Week 8: Office 2.0

The availability and use of online productivity web-based applications (think word processing and spreadsheets) has exploded over the past few years and for good reasons!
These powerful applications provide users with the ability to create and share documents over the internet without the need of installed desktop applications.
Some experts speculate that this emerging trend may mean the end to Microsoft Office and other software-based productivity tools, while others think web-based applications have their place, but not in the office.
But no matter which side of the office suite platform you side with, on this both sides seem to agree; web-based apps have their place.
One large benefit to web-based applications it that they eliminate the need to worry about different software versions or file types as you email documents or move from PC to PC. Another bonus is that they easy accommodate collaboration by allowing multiple users to edit the same file (with versioning) and provide users the ability to easily save and convert documents as multiple file types (including HTML and pdf).
And, you can even use many of these tools, such as Zoho Writer and Google Docs* (formerly known as Writely) to author and publish posts to your blog.
It’s this type of integration with other web 2.0 tools that also makes web-based apps so appealing.

For this discovery exercise, participants are asked to take a look at a web-based word processing tool called Google Docs, create a simple document and then document your discoveries in your blog.

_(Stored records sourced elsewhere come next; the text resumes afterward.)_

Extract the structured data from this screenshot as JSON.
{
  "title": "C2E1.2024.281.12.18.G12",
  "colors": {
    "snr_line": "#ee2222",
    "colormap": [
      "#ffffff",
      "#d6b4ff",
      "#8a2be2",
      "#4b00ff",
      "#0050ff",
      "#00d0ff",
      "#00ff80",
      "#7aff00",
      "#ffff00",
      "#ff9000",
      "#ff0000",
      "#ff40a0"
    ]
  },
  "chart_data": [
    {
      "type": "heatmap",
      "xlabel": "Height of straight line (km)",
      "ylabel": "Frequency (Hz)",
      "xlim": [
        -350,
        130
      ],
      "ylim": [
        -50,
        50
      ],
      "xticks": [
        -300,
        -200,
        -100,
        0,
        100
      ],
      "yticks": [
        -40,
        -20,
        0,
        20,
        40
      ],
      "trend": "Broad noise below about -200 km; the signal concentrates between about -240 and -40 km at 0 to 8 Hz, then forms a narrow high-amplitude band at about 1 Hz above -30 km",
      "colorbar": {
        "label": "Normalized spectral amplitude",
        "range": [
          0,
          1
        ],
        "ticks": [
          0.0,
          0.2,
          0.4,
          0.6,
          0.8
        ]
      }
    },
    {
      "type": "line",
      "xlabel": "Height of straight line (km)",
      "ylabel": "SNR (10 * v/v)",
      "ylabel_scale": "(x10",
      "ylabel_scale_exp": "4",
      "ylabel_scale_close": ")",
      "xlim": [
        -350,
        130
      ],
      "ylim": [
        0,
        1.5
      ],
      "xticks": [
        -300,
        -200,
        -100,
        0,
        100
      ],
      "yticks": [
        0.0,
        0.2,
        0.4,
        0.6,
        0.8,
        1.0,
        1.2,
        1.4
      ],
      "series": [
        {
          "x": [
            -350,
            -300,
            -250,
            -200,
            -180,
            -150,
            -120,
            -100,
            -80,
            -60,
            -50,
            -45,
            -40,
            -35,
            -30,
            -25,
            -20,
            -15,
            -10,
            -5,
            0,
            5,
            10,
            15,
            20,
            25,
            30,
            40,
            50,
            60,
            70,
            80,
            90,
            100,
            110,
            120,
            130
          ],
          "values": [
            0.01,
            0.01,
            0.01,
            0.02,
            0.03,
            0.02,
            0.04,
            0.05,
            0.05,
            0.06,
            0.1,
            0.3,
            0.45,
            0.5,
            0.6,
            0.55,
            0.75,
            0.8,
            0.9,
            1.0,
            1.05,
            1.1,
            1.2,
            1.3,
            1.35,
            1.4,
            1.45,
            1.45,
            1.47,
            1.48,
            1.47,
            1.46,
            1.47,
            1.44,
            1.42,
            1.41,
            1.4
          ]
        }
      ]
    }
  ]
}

Watch thi online presentation of Google Docs.
(a You tube video created by Common Craft)

Discovery Resources:
A short list of web-based productivity applications(Note: write list and publish to web)
A longer list of web-based applications.

Discovery Exercise:
1. Create a free account for yourself in Google Docs.
2. Explore the site and create a few test documents or two, share a test document with your colleague.
3. Try out Google Doc's features and create a blog post about your discoveries, including comments about how this could be useful to working in the library or in your life.